Stories such as these tell of the significance that the Battle of Antietam had for these green soldiers from Pennsylvania, a significance that extended for the rest of their lives. The men would go on to serve out their nine month enlistment in the Union army, only seeing significant combat again at Chancellorsville. The regiment mustered out of Federal service on May 18, 1863, though many of its members would again volunteer their services as Pennsylvania Emergency Militia during the Gettysburg Campaign.
More than four decades later—on September 17, 1904—the survivors of the 125th Pennsylvania met near the Dunker Church on the fields of Antietam to dedicate a monument to their shared sacrifices, a monument adorned with a statue of George Simpson bravely clutching the regimental colors. Several men who had been instrumental in the formation of the regiment and had fought bravely in its service were there to dedicate the monument with speeches and remarks. Among these men was the former Captain of the regiment, William Wallace. In his remarks, he harkened back to the formation of the Company that he had raised in Huntingdon, Pennsylvania, quoting both Shakespeare and Scripture, noting both that “there is a Divinity that shapes our ends, rough hew them how we will,” and “in all our ways [we]should acknowledge Him, who doeth according to His will in the army of Heaven, and among the inhabitants of the earth.” Wallace went on to introduce his friend and former Lieutenant, Theodore Flood, the same divinity student who had prayed with Wallace many years earlier in the back of his Huntingdon office. When introducing Flood, Wallace noted that he was a man who had “received his baptism by fire near this spot.”
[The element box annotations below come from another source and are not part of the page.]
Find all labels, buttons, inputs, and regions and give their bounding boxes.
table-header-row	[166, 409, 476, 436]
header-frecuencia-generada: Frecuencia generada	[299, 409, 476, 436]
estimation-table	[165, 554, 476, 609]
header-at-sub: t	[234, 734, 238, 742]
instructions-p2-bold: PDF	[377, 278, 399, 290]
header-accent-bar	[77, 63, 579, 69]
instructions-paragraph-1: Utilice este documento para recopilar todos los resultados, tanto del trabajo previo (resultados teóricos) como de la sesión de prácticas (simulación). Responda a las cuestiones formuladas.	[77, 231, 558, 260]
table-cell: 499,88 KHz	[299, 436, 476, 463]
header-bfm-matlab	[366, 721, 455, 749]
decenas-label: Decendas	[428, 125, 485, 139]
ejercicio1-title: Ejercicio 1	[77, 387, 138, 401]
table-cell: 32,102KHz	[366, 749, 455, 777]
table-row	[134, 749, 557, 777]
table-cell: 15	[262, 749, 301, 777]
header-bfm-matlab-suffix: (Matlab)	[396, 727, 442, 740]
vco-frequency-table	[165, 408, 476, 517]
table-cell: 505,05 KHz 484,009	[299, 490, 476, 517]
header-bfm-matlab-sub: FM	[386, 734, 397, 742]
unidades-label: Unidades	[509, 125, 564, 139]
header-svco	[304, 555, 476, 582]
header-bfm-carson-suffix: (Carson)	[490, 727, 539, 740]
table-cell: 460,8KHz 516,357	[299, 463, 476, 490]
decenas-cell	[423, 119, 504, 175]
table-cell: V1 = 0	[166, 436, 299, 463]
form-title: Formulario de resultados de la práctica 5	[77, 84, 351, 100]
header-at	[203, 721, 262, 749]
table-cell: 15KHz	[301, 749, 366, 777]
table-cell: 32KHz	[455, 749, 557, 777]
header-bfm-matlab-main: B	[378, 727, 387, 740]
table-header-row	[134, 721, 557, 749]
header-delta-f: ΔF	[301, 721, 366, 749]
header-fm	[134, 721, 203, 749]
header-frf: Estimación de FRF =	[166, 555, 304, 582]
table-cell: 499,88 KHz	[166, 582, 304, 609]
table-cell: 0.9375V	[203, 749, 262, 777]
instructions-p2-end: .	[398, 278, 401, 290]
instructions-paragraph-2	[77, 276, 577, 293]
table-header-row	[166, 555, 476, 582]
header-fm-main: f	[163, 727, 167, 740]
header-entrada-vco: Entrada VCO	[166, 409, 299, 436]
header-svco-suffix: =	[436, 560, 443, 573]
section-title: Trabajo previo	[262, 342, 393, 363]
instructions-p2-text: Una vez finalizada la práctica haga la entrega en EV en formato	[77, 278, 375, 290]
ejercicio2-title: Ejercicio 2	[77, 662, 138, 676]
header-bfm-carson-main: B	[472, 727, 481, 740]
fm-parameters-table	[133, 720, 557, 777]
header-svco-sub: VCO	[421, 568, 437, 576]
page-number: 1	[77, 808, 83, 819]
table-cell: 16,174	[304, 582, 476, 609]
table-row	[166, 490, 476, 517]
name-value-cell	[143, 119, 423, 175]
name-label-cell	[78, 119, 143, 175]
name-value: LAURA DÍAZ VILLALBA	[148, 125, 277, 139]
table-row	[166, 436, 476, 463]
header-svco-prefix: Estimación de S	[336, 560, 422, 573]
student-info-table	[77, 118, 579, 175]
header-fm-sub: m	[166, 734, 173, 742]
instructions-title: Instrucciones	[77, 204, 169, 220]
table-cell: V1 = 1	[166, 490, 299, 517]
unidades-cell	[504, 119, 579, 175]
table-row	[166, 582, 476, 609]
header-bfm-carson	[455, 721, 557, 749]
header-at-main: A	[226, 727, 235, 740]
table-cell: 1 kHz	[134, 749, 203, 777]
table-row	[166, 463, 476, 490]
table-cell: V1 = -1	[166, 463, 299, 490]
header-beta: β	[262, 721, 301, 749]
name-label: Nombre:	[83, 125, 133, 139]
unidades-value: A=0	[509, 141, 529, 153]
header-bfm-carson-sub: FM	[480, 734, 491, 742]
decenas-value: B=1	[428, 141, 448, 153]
While Wallace was speaking of only one man with these words, they applied to all of the Huntingdon Bible Company, and to the 125th Pennsylvania as well. The story of this company and this regiment is one of faith and courage in the midst of terrible suffering and slaughter. Only one month removed from their homes and farms, these men had their baptism by fire on the now peaceful fields surrounding the Dunker Church. Of the many green regiments in the Union ranks at Antietam, the 125th Pennsylvania performed as bravely and effectively as any. Their experience at Antietam ranged from the success of boldly taking a valuable position at a crucial time in the battle to the depths of facing a withering Confederate counter attack. For the men of Company C, having left home with a Bible in one hand and a musket in the other, they acquitted themselves well on America’s bloodiest day. At Antietam, their battle cry of “In God We Trust” led them forward into a tempest of death and despair. As their call was taken up by the rest of the 125th Pennsylvania, these men declared that the same faith and determination which had drawn them from their homes and into the army would likewise draw them into one of the bloodiest and fiercest firefights of the entire Civil War. Their baptism by fire at Antietam is one that should not soon be forgotten.
 O.R. Vol. 19, Part 1, 177.
 J.W. Curry letter to John Simpson, September 19, 1862 (typed transcript), Antietam National Battlefield Library, 125th Pennsylvania File.
 “J.R. Simpson, Esq., Visits Antietam”, Huntingdon Globe, June 22, 1916.
 William Wallace, September 17, 1904, in 125th Pennsylvania, 220.